Geboren 1945 in Basel, studierte zunächst Mathematik an der ETH Zürich, später Romanistik, Anglistik und Musikwissenschaft in Basel. 1969 hielt er sich als Stipendiat und Deutschlehrer in Paris auf. Seit den 70er-Jahren arbeitet er als freier Schriftsteller. 1986/87 war Laederach Gastdozent für Poetik an der Universität Graz, 1987 Poet in Residence an der Universität-Gesamthochschule Essen. Aus Protest gegen die Veröffentlichung von Peter Handkes „Gerechtigkeit für Serbien“ verließ Laederach 1996 den Suhrkamp Verlag. Neben seiner Tätigkeit als Autor-Übersetzer und Musikkritiker spielt Laederach Saxophon, Klarinette und Klavier in der Basler Jazzformation „BIQ“. Jürg Laederach ist Mitglied des Autorenverbandes „Autorinnen und Autoren der Schweiz“ und korrespondierendes Mitglied der Deutschen Akademie für Sprache und Dichtung in Darmstadt.
In den Jahren 1987 bis 2006 übersetzte Laederach fünf Romane von Maurice Blanchot. Die frühen Suhrkamp-Übersetzungen erschienen 2007 in einer revidierten Neufassung. Blanchots sprachphilosophische Überlegungen, seine literarische Weltvernichtung haben einen nachhaltigen Einfluss auf den französischen Poststrukturalismus ausgeübt, seine philosophisch reflektierenden Romane können als Versuch gedeutet werden, das Ende der Sprache zu denken, das selbst nicht gesagt werden kann, weil es jenseits der Sprache liegt – es gäbe denn eine Sprache, die nichts mehr sagt.

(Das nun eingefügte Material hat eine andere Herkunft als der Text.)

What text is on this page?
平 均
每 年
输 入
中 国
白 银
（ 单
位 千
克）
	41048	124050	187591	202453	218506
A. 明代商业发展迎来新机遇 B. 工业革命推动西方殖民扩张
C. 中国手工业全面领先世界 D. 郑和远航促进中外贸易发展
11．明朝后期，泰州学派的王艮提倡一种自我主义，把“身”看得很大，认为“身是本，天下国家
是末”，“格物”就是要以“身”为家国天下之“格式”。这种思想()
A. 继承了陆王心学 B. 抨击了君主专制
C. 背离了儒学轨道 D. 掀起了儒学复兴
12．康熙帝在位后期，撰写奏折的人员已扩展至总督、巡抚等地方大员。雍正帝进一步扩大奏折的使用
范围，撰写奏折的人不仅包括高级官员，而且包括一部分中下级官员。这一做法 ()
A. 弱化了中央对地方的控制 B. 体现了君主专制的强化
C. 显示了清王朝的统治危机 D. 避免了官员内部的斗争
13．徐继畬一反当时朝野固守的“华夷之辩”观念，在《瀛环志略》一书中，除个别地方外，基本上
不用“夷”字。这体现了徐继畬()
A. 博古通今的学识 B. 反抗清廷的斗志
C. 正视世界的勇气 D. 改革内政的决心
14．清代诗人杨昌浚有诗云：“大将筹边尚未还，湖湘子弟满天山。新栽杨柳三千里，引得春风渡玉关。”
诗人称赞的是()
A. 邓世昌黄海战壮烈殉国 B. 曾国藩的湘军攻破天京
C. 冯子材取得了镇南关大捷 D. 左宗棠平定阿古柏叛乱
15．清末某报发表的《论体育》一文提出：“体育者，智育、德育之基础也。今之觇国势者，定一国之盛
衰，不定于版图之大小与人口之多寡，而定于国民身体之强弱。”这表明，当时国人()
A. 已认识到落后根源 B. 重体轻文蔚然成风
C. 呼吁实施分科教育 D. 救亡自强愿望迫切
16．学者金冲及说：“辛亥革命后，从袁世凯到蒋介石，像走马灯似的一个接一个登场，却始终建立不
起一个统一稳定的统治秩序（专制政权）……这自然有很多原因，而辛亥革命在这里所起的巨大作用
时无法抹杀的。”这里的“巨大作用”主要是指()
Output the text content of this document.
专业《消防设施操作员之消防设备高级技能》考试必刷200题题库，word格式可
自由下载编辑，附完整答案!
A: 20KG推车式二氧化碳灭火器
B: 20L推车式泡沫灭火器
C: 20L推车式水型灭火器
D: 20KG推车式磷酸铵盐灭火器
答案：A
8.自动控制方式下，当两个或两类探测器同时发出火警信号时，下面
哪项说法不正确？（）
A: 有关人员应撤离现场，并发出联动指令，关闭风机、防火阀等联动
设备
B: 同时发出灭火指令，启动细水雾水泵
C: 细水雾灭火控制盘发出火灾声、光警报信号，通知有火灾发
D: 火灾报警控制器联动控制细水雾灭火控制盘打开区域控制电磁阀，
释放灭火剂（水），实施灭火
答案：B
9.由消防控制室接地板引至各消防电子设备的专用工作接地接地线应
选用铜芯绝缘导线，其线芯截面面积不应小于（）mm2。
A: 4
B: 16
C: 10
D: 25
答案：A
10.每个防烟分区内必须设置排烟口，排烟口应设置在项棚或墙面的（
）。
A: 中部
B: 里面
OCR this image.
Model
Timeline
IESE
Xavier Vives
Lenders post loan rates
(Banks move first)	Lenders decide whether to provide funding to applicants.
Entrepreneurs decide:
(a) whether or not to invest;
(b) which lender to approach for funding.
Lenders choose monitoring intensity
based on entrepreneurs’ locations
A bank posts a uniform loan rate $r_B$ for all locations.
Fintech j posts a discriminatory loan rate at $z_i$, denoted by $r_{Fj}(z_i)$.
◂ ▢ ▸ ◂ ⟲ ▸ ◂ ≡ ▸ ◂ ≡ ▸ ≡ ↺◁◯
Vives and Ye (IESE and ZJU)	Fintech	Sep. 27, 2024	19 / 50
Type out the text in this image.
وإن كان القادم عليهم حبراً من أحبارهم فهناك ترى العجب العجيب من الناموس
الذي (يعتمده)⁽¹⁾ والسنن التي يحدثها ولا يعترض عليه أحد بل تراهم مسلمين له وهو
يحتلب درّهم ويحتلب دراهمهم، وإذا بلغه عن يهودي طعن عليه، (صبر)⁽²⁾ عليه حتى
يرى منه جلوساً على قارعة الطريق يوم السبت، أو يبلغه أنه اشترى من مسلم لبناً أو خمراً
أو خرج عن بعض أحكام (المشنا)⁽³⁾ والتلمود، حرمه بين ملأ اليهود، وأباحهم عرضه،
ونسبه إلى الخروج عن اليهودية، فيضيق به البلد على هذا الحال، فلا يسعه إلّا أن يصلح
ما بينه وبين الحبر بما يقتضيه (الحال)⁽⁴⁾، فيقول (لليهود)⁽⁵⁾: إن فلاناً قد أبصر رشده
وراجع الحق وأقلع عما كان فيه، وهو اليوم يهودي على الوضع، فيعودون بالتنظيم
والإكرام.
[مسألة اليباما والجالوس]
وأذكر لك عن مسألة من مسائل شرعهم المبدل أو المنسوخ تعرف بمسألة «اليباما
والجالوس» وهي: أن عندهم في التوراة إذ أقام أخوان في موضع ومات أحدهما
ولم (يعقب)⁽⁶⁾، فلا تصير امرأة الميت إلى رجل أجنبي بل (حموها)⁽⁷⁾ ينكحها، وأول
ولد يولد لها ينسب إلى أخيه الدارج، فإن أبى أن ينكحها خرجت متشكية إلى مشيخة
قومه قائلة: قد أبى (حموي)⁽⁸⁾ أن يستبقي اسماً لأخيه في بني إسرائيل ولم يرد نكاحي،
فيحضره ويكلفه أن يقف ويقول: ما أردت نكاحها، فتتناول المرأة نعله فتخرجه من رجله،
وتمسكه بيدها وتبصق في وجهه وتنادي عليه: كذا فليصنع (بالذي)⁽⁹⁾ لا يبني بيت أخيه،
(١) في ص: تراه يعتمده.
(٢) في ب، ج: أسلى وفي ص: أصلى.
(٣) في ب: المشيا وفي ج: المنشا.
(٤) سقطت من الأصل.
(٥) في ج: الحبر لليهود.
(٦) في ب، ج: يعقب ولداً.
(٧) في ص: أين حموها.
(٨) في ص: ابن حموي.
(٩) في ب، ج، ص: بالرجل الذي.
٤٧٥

Im Sinne Blanchots wäre die Übersetzung die radikalste Form der Auslöschung von Gegenständlichkeit. Die Bedeutung des Übersetzens hat Blanchot selbst klar erkannt: „Wissen wir eigentlich, was wir den Übersetzern verdanken“, fragt er. „Und selbst wenn wir einige Dankbarkeit empfinden für jene, die in die Geheimnisse des Übersetzens eindringen, wenn wir sie aus der Ferne als die heimlichen Lehrmeister unserer Kultur begrüßen, (...) bleibt doch unsere Anerkennung stumm, fast abschätzig, auch aus der Verlegenheit heraus, ihr nicht wirklich gewachsen zu sein.“ (Blanchot) (A. LS.)

Teilnahme in den Jahren: 2008
Bearbeitete Themen: Erzählungen, Roman
Übersetzte Sprachen: Englisch, Französisch
Übersetzte Autoren: Frederick Barthelme, John Hawkes, Maurice Blanchot, Walter Abish, William H. Gass

Auszeichnungen u. a.: Förderpreis der Stadt Berlin (1980), Förderpreis der Berliner Akademie der Künste (1981), Literaturpreis der Stadt Basel (1988), Preis der Schweizerischen Schillerstiftung (1990), Österreichischer Staatspreis für Europäische Literatur (1996), Großer Literaturpreis des Kantons Bern (2001), Italo-Svevo-Preis (2005).